Telefonu kapatıp 4 metre uzaklığımda ki yaşlı kadına baktım. Elleri ojeli, yüzünde hafif makyaj, üstünde kendine yakışmış mor bir pantolonuyla beyaz kazağı vardı. Kısaca tarzdı. Bana el sallayarak yanıma geldi. Bende beceriksizce ona gülümseyip, bana sımsıkı sarıldı. Sanki beni nerdeyse yıllar boyunca görmeyen anne gibi sarılıyordu. Bana sarılmayı bırakıp yanağıma genç bir kadın öpücüğü kondurdu.
"Hadi bakalım güzel gözlüm, eve gidelim dinlenmeye ihtiyacın vardır." deyip valizimi taşımaya çalıştı. Belli ki taşıyamamıştı güçsüz kadın. Elinden valizimi alıp yüzüne gülümsedim. O da bana gülümsedi.
"Ah benim gibi kocamış kadının taşımaya çalışıp beceremeyip rezil olması da var." dediğinde ikimizde gülmeye başladık. Yürümeye başladığımız da bana kocasından bahsetti o vefat ettiğinden beri sadece tek başına yaşadığını öğrendim. Ağlayacak gibi olmuştu, burnu kızarmıştı. Beyaz bir Range Rover bir arabanın önünde durduk. Bagajı açıp bana dönüp "Valizin bayağı büyük birlikte kaldırım." dediğinde birşey demeden onayladım. Bagaja koyduğumuzda beli ağırmış olmalıydı ihtiyarın. Bagajı kapattıktan sonra yerlerimize oturup aklımdan bu kadın zengin olmalı düşüncesinin geçmesine izin verdim. Sessiz bir araba yolculuğunun ardından pembe renkli bir evin önünde durduk. "Burası benim en sevdiğim evim, minik ama konforlu. Diğer koca evden daha kullanışlı." deyip arabadan bagaja doğru yürümeye başladı. Gerçekten zengin bu... Ona öyle bakakalmışken camıma vurmasıyla ayıldım. Yüzüme gülümsüyordu birşeyler dedikten sonra bagaja doğru gitti. Ben dediğini anlamamıştım beni çağırdığı düşüncesiyle arabadan çıktım. Bagaja geldiğimde koca bavulum için ona indirmede yardım ettim.

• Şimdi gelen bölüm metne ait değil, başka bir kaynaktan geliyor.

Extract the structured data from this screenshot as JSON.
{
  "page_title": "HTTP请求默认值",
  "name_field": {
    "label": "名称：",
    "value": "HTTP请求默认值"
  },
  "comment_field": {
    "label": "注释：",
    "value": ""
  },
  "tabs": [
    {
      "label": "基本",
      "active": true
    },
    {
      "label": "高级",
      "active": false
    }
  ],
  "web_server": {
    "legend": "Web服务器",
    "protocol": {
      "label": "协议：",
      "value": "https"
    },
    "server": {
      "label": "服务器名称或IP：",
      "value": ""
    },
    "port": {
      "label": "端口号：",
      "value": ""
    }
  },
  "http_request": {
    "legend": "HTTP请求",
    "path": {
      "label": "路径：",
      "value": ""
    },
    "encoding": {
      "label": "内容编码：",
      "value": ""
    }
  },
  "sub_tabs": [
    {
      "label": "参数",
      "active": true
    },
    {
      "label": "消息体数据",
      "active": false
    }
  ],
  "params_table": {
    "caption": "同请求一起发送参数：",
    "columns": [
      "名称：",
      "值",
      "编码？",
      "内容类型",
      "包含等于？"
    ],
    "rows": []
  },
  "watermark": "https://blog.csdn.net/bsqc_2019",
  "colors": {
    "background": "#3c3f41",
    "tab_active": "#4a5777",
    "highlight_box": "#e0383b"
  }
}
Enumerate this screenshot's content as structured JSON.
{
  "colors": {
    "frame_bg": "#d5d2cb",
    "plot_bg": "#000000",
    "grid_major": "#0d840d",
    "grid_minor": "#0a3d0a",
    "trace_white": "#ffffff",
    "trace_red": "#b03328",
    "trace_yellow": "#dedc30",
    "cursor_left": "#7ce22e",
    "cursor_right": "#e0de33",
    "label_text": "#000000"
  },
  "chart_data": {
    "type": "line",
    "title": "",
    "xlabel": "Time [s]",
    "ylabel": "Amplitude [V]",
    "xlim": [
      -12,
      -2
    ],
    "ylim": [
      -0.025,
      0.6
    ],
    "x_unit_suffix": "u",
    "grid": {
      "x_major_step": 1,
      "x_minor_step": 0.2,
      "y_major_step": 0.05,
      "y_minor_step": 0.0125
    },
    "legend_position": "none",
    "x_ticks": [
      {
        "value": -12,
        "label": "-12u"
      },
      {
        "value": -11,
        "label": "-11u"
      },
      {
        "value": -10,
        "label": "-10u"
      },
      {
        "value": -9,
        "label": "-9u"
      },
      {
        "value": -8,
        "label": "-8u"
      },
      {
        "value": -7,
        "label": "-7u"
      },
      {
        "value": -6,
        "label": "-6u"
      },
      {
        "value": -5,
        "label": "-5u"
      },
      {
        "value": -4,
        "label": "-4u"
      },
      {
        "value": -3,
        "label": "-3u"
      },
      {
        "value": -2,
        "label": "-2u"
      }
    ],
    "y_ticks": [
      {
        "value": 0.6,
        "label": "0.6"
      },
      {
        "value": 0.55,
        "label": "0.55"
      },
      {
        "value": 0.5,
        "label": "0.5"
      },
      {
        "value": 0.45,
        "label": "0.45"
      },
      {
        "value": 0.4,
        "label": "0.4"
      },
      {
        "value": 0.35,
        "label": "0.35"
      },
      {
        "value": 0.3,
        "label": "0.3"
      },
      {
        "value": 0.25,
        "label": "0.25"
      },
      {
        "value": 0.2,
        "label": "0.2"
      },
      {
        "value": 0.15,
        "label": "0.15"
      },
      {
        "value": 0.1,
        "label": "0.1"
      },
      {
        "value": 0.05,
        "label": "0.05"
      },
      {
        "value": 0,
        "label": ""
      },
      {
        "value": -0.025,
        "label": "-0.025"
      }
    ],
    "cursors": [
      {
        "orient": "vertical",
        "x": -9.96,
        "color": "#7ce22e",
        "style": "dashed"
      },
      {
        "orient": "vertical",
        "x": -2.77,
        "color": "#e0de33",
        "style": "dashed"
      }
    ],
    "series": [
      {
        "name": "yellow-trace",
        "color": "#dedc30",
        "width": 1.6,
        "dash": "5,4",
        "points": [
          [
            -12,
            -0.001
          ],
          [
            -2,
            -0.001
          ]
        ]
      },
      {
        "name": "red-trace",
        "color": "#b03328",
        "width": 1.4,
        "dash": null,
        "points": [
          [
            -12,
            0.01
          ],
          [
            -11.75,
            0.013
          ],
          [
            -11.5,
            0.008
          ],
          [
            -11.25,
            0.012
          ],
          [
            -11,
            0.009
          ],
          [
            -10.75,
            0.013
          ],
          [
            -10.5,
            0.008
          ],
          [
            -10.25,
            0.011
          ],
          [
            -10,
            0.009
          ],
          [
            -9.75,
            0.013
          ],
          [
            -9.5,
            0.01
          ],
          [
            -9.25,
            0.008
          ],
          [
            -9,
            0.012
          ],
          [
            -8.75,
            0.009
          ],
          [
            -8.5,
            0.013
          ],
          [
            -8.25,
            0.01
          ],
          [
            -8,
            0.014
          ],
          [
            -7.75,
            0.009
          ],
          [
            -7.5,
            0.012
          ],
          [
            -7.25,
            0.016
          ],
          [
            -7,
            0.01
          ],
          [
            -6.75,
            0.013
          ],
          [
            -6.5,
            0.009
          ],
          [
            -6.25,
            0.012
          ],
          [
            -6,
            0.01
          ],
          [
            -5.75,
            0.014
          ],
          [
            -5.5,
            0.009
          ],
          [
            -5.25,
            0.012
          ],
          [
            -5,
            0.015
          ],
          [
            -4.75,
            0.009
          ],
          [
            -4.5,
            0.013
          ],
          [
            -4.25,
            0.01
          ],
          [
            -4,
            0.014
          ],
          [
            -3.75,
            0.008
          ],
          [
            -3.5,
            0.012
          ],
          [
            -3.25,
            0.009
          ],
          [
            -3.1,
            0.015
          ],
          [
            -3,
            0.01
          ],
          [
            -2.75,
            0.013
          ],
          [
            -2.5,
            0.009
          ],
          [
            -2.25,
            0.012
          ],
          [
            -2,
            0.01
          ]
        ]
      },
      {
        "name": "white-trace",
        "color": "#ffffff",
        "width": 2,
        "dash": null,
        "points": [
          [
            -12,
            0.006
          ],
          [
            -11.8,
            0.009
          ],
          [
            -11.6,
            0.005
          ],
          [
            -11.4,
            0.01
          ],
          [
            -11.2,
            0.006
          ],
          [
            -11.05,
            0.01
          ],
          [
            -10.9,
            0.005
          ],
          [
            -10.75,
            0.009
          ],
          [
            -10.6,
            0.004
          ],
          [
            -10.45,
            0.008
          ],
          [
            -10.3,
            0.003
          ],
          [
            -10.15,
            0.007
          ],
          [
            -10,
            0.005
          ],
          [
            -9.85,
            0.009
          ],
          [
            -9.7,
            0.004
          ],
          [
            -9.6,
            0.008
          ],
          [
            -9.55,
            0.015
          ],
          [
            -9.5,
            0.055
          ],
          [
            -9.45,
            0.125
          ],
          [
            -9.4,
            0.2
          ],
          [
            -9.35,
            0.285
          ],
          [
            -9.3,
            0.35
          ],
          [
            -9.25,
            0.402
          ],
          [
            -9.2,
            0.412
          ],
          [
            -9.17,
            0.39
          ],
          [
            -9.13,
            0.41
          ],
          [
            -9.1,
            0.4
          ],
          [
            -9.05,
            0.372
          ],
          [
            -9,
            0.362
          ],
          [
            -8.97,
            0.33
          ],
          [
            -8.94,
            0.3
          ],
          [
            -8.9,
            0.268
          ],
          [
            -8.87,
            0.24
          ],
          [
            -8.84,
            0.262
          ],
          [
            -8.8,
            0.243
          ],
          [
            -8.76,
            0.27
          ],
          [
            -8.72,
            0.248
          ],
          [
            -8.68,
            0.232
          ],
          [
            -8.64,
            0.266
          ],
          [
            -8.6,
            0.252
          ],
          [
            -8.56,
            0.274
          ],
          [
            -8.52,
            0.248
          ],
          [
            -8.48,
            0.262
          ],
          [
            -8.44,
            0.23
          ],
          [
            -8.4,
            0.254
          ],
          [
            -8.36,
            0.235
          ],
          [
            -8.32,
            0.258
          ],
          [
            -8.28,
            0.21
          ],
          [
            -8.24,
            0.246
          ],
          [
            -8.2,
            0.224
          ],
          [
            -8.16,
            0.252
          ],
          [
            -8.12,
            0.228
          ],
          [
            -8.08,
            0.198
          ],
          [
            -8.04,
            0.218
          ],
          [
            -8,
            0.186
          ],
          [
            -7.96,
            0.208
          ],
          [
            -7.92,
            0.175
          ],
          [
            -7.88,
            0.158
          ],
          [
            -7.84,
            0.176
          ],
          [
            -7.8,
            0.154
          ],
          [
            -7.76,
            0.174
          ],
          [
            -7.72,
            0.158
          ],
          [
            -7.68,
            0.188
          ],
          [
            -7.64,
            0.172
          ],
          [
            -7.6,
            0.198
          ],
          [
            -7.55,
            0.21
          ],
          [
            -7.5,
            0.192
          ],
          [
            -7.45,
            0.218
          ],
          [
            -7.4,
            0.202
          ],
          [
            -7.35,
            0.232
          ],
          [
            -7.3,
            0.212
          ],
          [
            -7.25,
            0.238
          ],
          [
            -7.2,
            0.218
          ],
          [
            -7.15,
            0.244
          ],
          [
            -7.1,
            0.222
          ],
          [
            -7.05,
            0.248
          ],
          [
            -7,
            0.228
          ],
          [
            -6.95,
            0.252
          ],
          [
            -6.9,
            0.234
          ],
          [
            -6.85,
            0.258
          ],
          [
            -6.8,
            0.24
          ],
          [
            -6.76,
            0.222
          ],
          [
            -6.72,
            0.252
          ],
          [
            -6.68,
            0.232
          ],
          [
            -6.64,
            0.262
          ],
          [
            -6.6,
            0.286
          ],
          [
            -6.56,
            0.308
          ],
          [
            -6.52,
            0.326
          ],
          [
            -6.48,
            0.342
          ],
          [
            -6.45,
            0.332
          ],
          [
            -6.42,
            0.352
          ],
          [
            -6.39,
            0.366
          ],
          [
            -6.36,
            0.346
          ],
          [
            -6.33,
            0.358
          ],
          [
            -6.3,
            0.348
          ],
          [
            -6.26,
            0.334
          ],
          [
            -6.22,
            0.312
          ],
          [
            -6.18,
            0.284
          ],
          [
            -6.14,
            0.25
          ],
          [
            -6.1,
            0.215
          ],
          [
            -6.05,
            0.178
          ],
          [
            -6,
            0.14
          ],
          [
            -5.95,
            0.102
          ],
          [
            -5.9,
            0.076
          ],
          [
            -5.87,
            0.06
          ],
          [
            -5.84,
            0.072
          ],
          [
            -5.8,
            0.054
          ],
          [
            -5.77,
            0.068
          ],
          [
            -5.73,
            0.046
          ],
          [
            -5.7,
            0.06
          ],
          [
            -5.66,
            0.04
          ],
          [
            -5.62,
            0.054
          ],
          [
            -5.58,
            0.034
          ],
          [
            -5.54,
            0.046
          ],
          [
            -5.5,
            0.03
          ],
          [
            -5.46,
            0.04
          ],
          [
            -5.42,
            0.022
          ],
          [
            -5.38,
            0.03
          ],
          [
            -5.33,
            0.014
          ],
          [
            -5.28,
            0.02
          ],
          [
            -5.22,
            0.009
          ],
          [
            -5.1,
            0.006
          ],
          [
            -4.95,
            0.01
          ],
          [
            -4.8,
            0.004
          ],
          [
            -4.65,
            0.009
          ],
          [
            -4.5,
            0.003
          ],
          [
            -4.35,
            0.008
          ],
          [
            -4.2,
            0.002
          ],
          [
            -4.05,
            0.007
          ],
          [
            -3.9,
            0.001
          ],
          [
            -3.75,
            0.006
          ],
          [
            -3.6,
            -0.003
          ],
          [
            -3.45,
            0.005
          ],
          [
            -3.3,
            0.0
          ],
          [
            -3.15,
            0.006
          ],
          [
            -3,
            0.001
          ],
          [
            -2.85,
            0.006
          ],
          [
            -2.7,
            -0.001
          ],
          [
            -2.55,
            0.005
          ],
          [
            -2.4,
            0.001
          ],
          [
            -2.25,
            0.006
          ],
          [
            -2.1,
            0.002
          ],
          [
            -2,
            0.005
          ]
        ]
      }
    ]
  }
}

Zorla sürükleye sürükleye merdivenlerden çıkarıp babaannemin dediği oda tarifine uydum. Benim için ayrılan kapının önü mavi renkteydi. Kapıyı açtığımda sade ve mavi tonunun en güzel haliyle döşenmişti oda. Çift kişilik bir yatak kendimi prenses gibi hissetmeme neden olmuştu bile. Valizimi kenarları turuncu çiçekli maviş bir kıyafet dolabın önüne koydum. Boyutu çok da büyük değildi. Ama benim kıyafetlerim dolabın çeyreğini doldururdu. Babaannem bana seslendiğinde odanın güzelliğinde dalıp gitmişken sesiyle ayıldım. Hemen odadan çıktığımda onun sesine doğru gitmeye başladım kısa beyaz renkli duvarda pembeye yakın minik renkli lale çiçek döşemeleri vardı. Koridorda siyah beyaz fotoğraflar asılıydı. Belli ki bir geçmişi olmalıydı. Şirin minik ama kullanışlı mutfağa geldiğimde babaannemin elinde iki tane sıcak kahve bardağı. Bardağın desenleri de çok hoştu. Birinde pembe geyikler varken diğer bardakta mavi geyikler vardı. Masanın üzerinde şekilli kurabiyeler vardı. Bu şekilde şımarmama neden olabilirdi. Kalpli sandalyeye oturdum bir tane kurabiye alıp iştahla yemeye başladım.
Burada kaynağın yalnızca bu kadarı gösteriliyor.